Mozambique : zones d’ombres autour de l’arrestation d’un opposant à Paul Kagamé

L’ONG Human Rights Watch (HRW) a appelé les autorités mozambicaines à révéler de toute urgence où se trouve le journaliste rwandais Cassien Ntamuhanga, opposant au régime du président rwandais Paul Kagame, arrêté fin mai.

« Les autorités mozambicaines doivent reconnaître de toute urgence qu’elles retiennent Cassien Ntamuhanga, révéler où il se trouve, lui permettre de consulter un avocat, veiller au respect de ses droits et empêcher tout retour forcé au Rwanda », a déclaré HRW dans un communiqué mardi soir.

Selon des sources policières et associatives au Mozambique, Cassien Ntamuhanga a été arrêté le 23 mai sur l’île d’Inhaca, puis emmené en bateau sur le continent, enchaîné, menotté et remis à l’ambassade du Rwanda à Maputo. Le ministère de l’Intérieur mozambicain a nié avoir procédé à l’arrestation.

« Il serait inadmissible et contraire aux obligations internationales de le remettre aux forces de police du pays dont il a fui les persécutions », avertit dans le communiqué Lewis Mudge, directeur de HRW pour l’Afrique centrale. « La police mozambicaine doit protéger ce demandeur d’asile, qui court un sérieux risque s’il est renvoyé au Rwanda ».

Accord d’extradition

Cassien Ntamuhanga, ex-directeur de la radio rwandaise Amazing Grace, a été condamné en 2015 à 25 ans de prison pour « formation d’un groupe criminel »« conspiration contre le gouvernement ou le président de la République » et « entente en vue de commettre un assassinat ». Le journaliste s’était alors exilé au Mozambique. Sa demande était toujours en cours de traitement au moment où il a été placé en détention le 23 mai alors qu’il n’y a pas d’accord d’extradition entre les deux pays.
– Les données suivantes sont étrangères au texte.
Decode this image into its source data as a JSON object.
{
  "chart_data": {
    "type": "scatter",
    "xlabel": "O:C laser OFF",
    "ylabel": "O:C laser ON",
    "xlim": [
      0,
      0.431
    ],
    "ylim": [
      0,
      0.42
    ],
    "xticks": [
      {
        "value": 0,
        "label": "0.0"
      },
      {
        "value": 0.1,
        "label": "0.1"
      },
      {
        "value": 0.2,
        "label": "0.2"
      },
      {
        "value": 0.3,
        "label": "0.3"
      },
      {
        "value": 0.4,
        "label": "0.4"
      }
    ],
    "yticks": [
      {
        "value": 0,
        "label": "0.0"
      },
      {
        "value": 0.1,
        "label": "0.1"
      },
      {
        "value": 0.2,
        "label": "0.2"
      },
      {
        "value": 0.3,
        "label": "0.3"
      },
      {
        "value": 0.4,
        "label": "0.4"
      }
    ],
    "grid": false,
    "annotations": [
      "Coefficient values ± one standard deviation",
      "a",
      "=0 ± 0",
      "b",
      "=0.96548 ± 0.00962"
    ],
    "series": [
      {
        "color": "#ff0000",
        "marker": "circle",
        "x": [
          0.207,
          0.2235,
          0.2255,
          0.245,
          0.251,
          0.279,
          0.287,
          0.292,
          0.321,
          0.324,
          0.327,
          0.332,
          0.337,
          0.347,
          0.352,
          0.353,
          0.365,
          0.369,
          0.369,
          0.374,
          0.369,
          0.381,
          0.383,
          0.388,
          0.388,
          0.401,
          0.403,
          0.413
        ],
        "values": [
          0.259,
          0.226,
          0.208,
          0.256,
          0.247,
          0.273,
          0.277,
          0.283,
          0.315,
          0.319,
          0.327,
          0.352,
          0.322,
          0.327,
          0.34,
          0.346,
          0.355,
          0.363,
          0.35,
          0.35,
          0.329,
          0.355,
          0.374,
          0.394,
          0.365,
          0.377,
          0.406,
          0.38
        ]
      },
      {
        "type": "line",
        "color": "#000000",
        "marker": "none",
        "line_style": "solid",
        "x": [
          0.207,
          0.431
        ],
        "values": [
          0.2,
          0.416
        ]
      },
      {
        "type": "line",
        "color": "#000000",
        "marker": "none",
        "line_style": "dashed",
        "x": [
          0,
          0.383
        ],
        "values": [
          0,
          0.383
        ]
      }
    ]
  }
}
Cassien Ntamahunga a été condamné aux côtés du chanteur et activiste Kizito Mihigo, qui a été gracié en 2018 mais arrêté à nouveau alors qu’il tentait de fuir le pays en février 2020 et est mort en garde à vue quatre jours plus tard. « La condamnation antérieure de Ntamuhanga, le sort de Mihigo et les antécédents du Rwanda en matière de ciblage impitoyable des critiques et des dissidents à travers le monde sont autant de raisons d’être gravement inquiet pour la sécurité de Ntamuhanga », a déclaré Human Rights Watch mardi.

Morts non élucidées

Ce journaliste n’est pas le premier exilé rwandais à avoir des problèmes à Maputo, selon le Réseau national des défenseurs des droits humains du Mozambique. En octobre 2012, Theogene Turatsinze, ancien directeur de la Banque de développement du Rwanda, y a été retrouvé mort. Son corps a été retrouvé flottant dans la baie de la capitale, les mains attachées dans le dos, après avoir été porté disparu pendant deux jours, selon un rapport publié ce mois-ci par le réseau des droits de l’homme.

Dans un incident distinct, l’ancien chef des services de renseignement du Rwanda, Patrick Karegeya, a été retrouvé mort dans un hôtel en Afrique du Sud en 2014. À la suite de ce décès, l’Afrique du Sud avait expulsé deux diplomates, dont Claude Nikobisanzwe, qui est désormais le haut-commissaire du Rwanda au Mozambique, la première personne à occuper ce poste depuis l’ouverture des bureaux diplomatiques à Maputo en 2019.

Liberté d’expression

Le Rwanda, dirigé d’une main de fer par le président Paul Kagame depuis la fin du génocide qui a coûté en 1994 la vie à quelque 800 000 personnes, principalement des Tutsi, est régulièrement critiqué pour ses attaques contre la liberté d’expression. Le président mozambicain Filipe Nyusi a rendu une visite surprise à Paul Kagame à Kigali à la fin du mois d’avril, et les deux ont assisté à un sommet des dirigeants africains à Paris en mai au début du mois. Récemment, le président français Emmanuel Macron s’est rendu à Kigali.

Les médias rwandais ont suggéré que le Rwanda pourrait envoyer un contingent militaire pour aider à protéger un projet massif de gaz naturel liquéfié dans le nord du Mozambique par la compagnie pétrolière et gazière française Total. Tous les travaux relatifs à ce projet gazier de 20 milliards de dollars ont été suspendus à la suite d’attaques menées par les rebelles extrémistes islamiques du Mozambique contre la ville voisine de Palma.